Raconte-moi tes failles  …

            Mes failles ? Tu veux quoi ? La clé pour faire péter mon cœur ? T'as pas assez d'avoir mon corps et ma toute petite cervelle ? Tu veux encore plus ? T'es vraiment un mec pour toujours vouloir posséder les femmes.

Dis-moi tes peurs et tes crevasses…

            T'insistes, tu veux que je t'ouvre ma mappemonde ? Tu veux voyager dans mes pénombres ? Elles t'engouffraient tout entier, t'en crèverais, c'est sûr. Les gars, vous n'êtes pas éduqués pour résister aux turpitudes de nos élans. Mes larmes de sang noieraient ton pauvre regard et tu perdrais pied. Reste sans trop savoir, ne cherche pas à connaître mes frontières. Mes eaux troubles sont dégueulasses, elles sont souillées de toutes ces histoires sans lendemain. Moi ce que je veux, c'est une terre vierge. Une planète pour toi, un parterre de rien du tout, une semence de belle histoire et des vertiges de débutant.
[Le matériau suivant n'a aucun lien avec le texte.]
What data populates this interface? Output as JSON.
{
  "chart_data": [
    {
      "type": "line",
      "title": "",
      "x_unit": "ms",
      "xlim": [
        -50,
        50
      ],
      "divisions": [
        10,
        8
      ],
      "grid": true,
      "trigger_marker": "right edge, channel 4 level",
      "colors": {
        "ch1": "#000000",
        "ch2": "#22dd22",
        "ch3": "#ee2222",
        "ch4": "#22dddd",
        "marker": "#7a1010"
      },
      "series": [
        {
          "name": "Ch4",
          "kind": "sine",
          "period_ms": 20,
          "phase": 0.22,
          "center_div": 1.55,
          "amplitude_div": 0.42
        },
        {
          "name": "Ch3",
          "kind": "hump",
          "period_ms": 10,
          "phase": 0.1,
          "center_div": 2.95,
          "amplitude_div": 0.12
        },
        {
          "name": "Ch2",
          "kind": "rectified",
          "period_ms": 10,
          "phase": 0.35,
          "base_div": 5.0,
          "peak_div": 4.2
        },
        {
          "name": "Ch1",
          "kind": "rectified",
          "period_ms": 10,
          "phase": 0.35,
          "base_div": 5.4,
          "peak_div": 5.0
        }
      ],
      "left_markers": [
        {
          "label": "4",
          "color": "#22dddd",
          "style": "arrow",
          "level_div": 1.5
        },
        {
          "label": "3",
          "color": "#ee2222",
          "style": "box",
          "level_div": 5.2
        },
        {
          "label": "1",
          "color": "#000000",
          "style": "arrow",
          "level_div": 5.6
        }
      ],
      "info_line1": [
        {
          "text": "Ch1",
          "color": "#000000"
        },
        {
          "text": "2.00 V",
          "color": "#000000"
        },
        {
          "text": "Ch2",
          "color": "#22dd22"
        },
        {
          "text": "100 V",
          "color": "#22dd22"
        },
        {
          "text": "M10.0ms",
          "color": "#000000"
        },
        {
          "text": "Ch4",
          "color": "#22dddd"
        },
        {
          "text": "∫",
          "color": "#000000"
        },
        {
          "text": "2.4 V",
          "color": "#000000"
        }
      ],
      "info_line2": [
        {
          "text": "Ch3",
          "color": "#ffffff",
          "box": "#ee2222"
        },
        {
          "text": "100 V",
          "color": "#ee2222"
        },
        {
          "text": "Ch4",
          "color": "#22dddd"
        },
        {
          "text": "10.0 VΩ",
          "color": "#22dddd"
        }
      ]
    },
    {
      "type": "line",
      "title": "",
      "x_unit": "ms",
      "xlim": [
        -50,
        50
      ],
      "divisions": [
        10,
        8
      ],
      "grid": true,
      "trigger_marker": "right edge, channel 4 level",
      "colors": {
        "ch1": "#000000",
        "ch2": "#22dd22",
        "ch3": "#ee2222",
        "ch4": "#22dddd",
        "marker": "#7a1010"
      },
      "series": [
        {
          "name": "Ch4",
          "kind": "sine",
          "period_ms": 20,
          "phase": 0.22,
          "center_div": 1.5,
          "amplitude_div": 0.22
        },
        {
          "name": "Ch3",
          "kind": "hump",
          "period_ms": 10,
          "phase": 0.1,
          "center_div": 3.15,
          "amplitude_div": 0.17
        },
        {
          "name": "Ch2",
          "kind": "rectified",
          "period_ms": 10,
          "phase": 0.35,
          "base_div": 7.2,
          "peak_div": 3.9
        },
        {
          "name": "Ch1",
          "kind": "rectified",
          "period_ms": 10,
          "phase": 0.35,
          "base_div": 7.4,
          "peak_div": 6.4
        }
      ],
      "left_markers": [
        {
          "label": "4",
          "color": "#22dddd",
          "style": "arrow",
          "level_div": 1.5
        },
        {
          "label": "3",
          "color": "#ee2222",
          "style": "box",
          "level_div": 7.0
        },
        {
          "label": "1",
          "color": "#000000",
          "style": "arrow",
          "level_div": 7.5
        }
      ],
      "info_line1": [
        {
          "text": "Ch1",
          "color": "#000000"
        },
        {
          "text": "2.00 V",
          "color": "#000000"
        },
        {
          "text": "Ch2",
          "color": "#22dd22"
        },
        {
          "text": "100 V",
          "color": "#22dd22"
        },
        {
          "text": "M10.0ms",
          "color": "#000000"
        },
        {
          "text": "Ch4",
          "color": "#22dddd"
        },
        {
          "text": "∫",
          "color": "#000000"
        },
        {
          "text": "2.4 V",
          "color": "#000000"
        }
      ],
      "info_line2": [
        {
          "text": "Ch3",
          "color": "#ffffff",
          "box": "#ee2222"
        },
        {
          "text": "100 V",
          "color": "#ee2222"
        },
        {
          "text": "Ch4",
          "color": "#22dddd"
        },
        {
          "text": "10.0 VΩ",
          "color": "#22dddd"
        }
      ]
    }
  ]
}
Je t'écoute, je n'en ai pas assez…

            Mais bien sur que c'est suffisant ! T'es cinglé, tu m'entends pas ? Mon âme est un    no man's land. J'ai perdu ma boussole et tout est en apesanteur. Rien ne tient     debout. Je suis un ridicule cataclysme en désordre de tout. Mes pieds touchent à peine ton sol. Mes mains ne sentent ni le froid ni la faim. Ma langue est rêche et mes yeux sont de glace. Ta présence me réchauffe. A ton contact, les particules de  mon être fondent et se rassemblent en une chose que tu nommes « ma femme ».             Tais toi, ne demande pas plus. Je veux que tu restes près de moi. Si tu apprends   ma chose, tu partiras.

Je t'aime…

            Mais oui. Tu aimes cette jolie enveloppe, tu aimes mes mains, tu apprécies mes seins et mes hanches. Tu te plais dans mon intime. Tu caresses mes courbes et tu es séduit par ma peau. Mes lèvres te rendent fou, mes baisers t'enivrent. Mais le      reste…le reste, tu ne peux pas l'aimer. Tu ne dois pas l'aimer. Vas t'en.

Viens ma chérie, viens dans mes bras, tu es belle…

            Belle ? Ouvre les yeux. Je suis noire, je suis sale, je suis laide, malade et sombre. Je suis loin, je suis aride. Sèche, sans vie, sans rose, sans concessions.

  Fin.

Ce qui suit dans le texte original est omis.